One of the panelists expressed discomfort with the distinction Girard has always made between "myth" and "revelation," suggesting that by privileging "truth" Girard and Christians generally set up a conflict with those who might not affirm that truth, thereby contributing to the very violence which they purport to be resisting. René's interlocutor said that "The message of the market has become the market of the messages," implying that the free flow of this information-age exchange would be jeopardized by attempts to privilege any one message the way Christians privilege the Gospel and insist on its universality and uniqueness, and the way Girard privileges the mimetic theory as both the product of the Gospel revelation and, in turn, its best anthropological explicator.

René responded with remarks that lasted slightly over four minutes. The recording I was able to get of his response is not of the very highest quality, but I think you will find its mediocre audio quality a small price to pay for the profound but perfectly simple and obvious truth to which he calls our attention.















Rene Girard:

"You know I find this debate very interesting on a certain level, but unconnected at all with the mimetic theory at other levels To put, in a way, all these messages more or less on the same level without asking the question of truth and falsity is the basis of our entire culture today. So there the mimetic theory is totally misunderstood in the sense that the mimetic theory is entirely about the question of truth or falsity. Therefore it has to disregard, in a certain way, the question of whether it’s going to cause controversy or not. I think one has to take a scapegoat example which would be modern enough to still be meaningful to us in terms of being for or even against injustice, and in those cases I always take the Dreyfus case.

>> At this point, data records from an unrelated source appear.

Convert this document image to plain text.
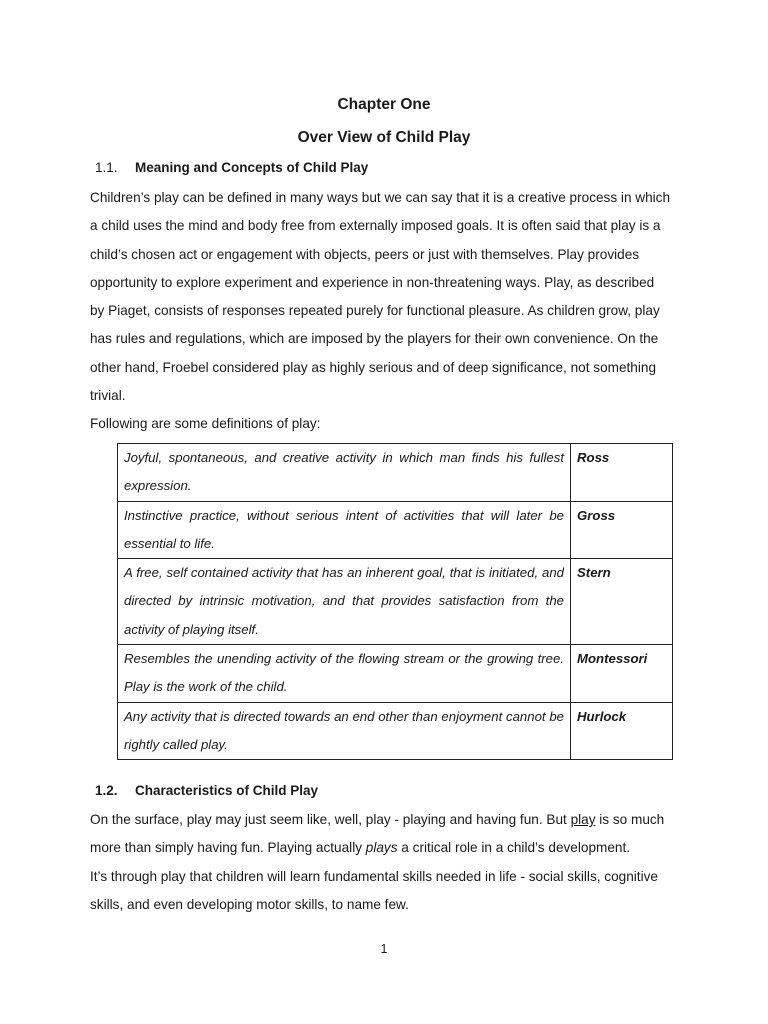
Chapter One
Over View of Child Play
1.1. Meaning and Concepts of Child Play
Children’s play can be defined in many ways but we can say that it is a creative process in which
a child uses the mind and body free from externally imposed goals. It is often said that play is a
child’s chosen act or engagement with objects, peers or just with themselves. Play provides
opportunity to explore experiment and experience in non-threatening ways. Play, as described
by Piaget, consists of responses repeated purely for functional pleasure. As children grow, play
has rules and regulations, which are imposed by the players for their own convenience. On the
other hand, Froebel considered play as highly serious and of deep significance, not something
trivial.
Following are some definitions of play:
Joyful, spontaneous, and creative activity in which man finds his fullest expression.	Ross
Instinctive practice, without serious intent of activities that will later be essential to life.	Gross
A free, self contained activity that has an inherent goal, that is initiated, and directed by intrinsic motivation, and that provides satisfaction from the activity of playing itself.	Stern
Resembles the unending activity of the flowing stream or the growing tree. Play is the work of the child.	Montessori
Any activity that is directed towards an end other than enjoyment cannot be rightly called play.	Hurlock
1.2. Characteristics of Child Play
On the surface, play may just seem like, well, play - playing and having fun. But play is so much
more than simply having fun. Playing actually plays a critical role in a child’s development.
It’s through play that children will learn fundamental skills needed in life - social skills, cognitive
skills, and even developing motor skills, to name few.
1
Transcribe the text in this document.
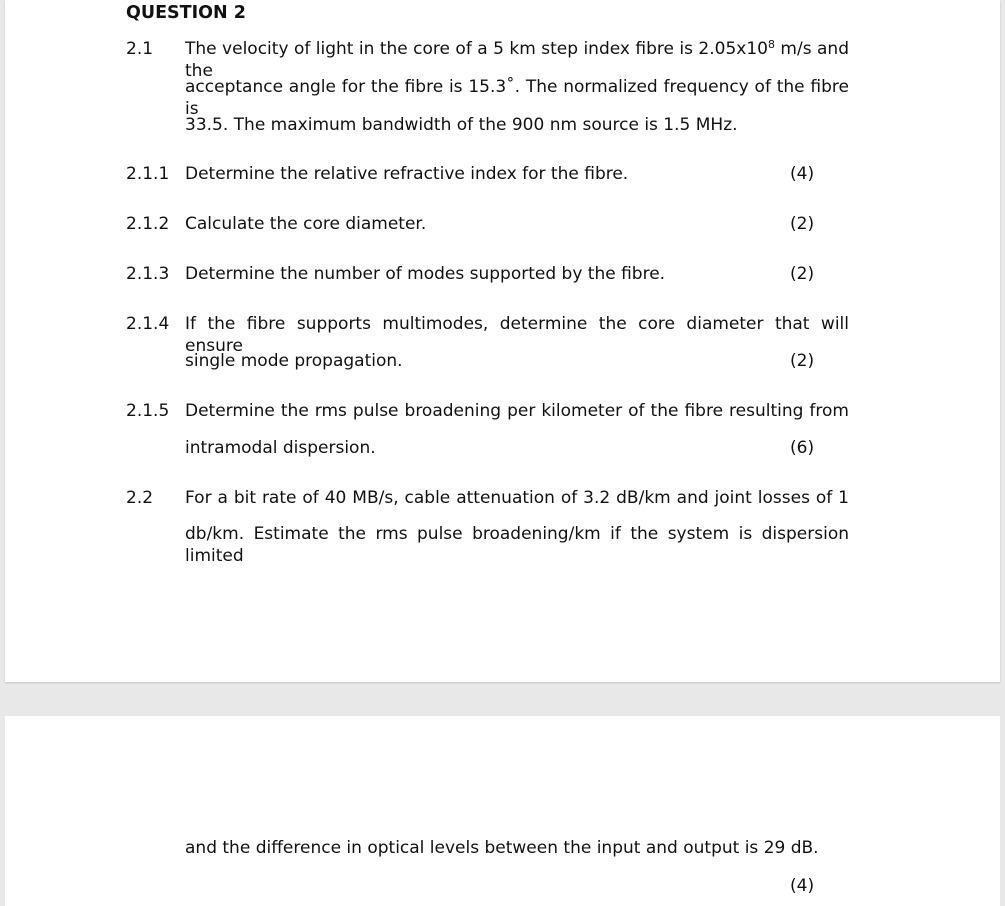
QUESTION 2
2.1 The velocity of light in the core of a 5 km step index fibre is $2.05x10^8$ m/s and the
acceptance angle for the fibre is 15.3˚. The normalized frequency of the fibre is
33.5. The maximum bandwidth of the 900 nm source is 1.5 MHz.
2.1.1 Determine the relative refractive index for the fibre.	(4)
2.1.2 Calculate the core diameter.	(2)
2.1.3 Determine the number of modes supported by the fibre.	(2)
2.1.4 If the fibre supports multimodes, determine the core diameter that will ensure
single mode propagation.	(2)
2.1.5 Determine the rms pulse broadening per kilometer of the fibre resulting from
intramodal dispersion.	(6)
2.2 For a bit rate of 40 MB/s, cable attenuation of 3.2 dB/km and joint losses of 1
db/km. Estimate the rms pulse broadening/km if the system is dispersion limited
and the difference in optical levels between the input and output is 29 dB.
(4)
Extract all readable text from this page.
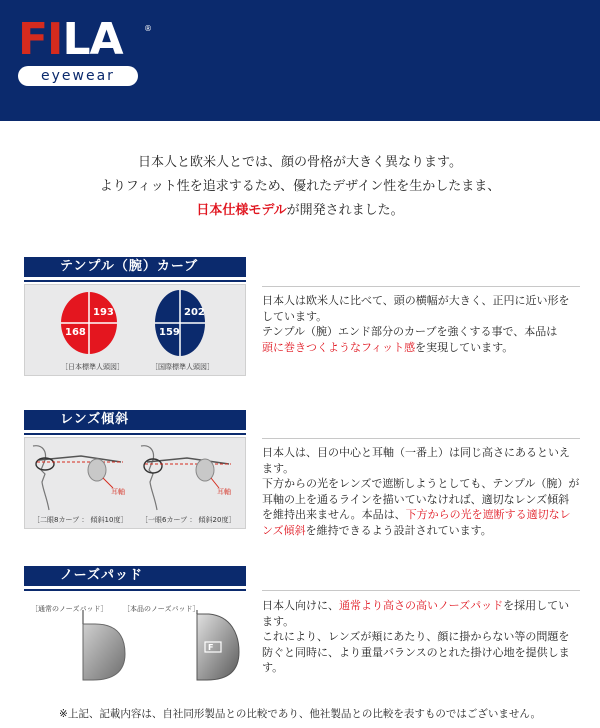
FILA	®
eyewear
日本人と欧米人とでは、顔の骨格が大きく異なります。
よりフィット性を追求するため、優れたデザイン性を生かしたまま、
日本仕様モデルが開発されました。
テンプル（腕）カーブ
193
168
202
159
［日本標準人頭図］	［国際標準人頭図］
日本人は欧米人に比べて、頭の横幅が大きく、正円に近い形をしています。
テンプル（腕）エンド部分のカーブを強くする事で、本品は
頭に巻きつくようなフィット感を実現しています。
レンズ傾斜
耳軸	耳軸
［二眼8カーブ ： 傾斜10度］ ［一眼6カーブ ： 傾斜20度］
日本人は、目の中心と耳軸（一番上）は同じ高さにあるといえます。
下方からの光をレンズで遮断しようとしても、テンプル（腕）が耳軸の上を通るラインを描いていなければ、適切なレンズ傾斜を維持出来ません。本品は、下方からの光を遮断する適切なレンズ傾斜を維持できるよう設計されています。
ノーズパッド
［通常のノーズパッド］ ［本品のノーズパッド］
F
日本人向けに、通常より高さの高いノーズパッドを採用しています。
これにより、レンズが頬にあたり、顔に掛からない等の問題を防ぐと同時に、より重量バランスのとれた掛け心地を提供します。
※上記、記載内容は、自社同形製品との比較であり、他社製品との比較を表すものではございません。
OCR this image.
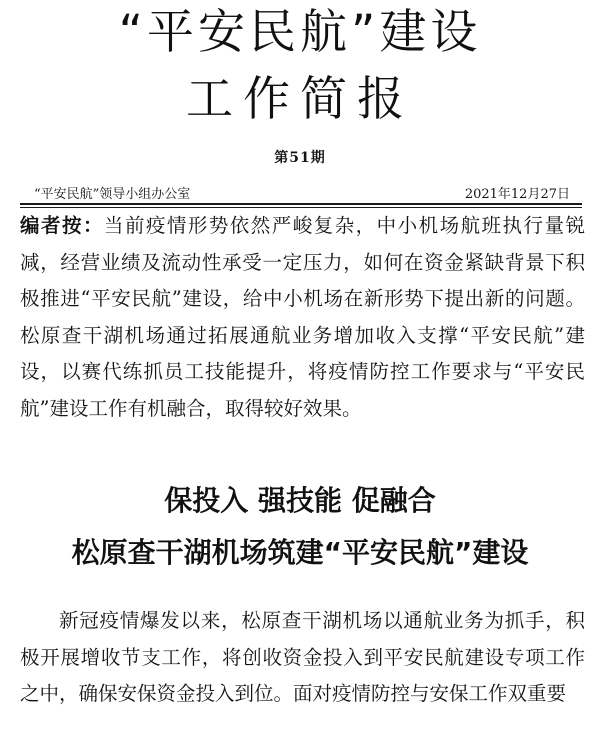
“平安民航”建设
工作简报
第51期
“平安民航”领导小组办公室	2021年12月27日
编者按：当前疫情形势依然严峻复杂，中小机场航班执行量锐减，经营业绩及流动性承受一定压力，如何在资金紧缺背景下积极推进“平安民航”建设，给中小机场在新形势下提出新的问题。松原查干湖机场通过拓展通航业务增加收入支撑“平安民航”建设，以赛代练抓员工技能提升，将疫情防控工作要求与“平安民航”建设工作有机融合，取得较好效果。
保投入 强技能 促融合
松原查干湖机场筑建“平安民航”建设
新冠疫情爆发以来，松原查干湖机场以通航业务为抓手，积极开展增收节支工作，将创收资金投入到平安民航建设专项工作之中，确保安保资金投入到位。面对疫情防控与安保工作双重要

"In the Dreyfus case you can see that the anti-Dreyfus argument which triumphed in France for years supported by the government and so forth was a perfect myth in the sense that there was a victim who everybody thought was guilty and who in reality was innocent. The first people who said that this victim was innocent suffered for it in the same sense we might say that the prophets suffered for the truth, Christ suffered for the truth. In the Dreyfus vision of mythology is the exact counterpart of the anti-Dreyfus…they resemble each other extremely. But there is one little difference the importance of which we don’t see in the case of religion and we see very well in the case of Dreyfus. Was the victim really innocent? Did he deserve to be punished or not? The only question is that. Oedipus is supposed to be guilty ? this is a myth. Judaism and Christianity always call myths lies and they are right! And Judaism and Christianity say that the opposite, the vindication of the victim, is true, period. Nothing else matters. And that’s all. See what I mean? If you get away from that you’re off course. We are all trying to get along on avoiding the question of truth, and in a way it is very understandable and it’s still the philosophical way. We should avoid talking about religious violence; you know-- the Platonic way. We are all for it because our instinct tells us, in a way, it is the only way you can have peace today. But I think at the same time it’s false in the sense that the account of the passion, if you read it, is exactly the truth of these myths which these myths do not give you. I think there is one man who understood this Christological sense, paradoxical, of the Dreyfus case and his name is Charles Peguy and he saw it as a Christological affair, which is very mysterious to a lot of people ? ‘vindication of that Jew’ and so on ‘shouldn't we be anti-Semitic’, ‘we’d be better Christians’ and so forth….no, only the truth counts. This is it.

"Either the mimetic theory has nothing to do with what I have just said, in that case its pure bunk, and has no interest whatever, or it has something to do with it. And of course I think it has a lot to do with it, that it is really the same thing."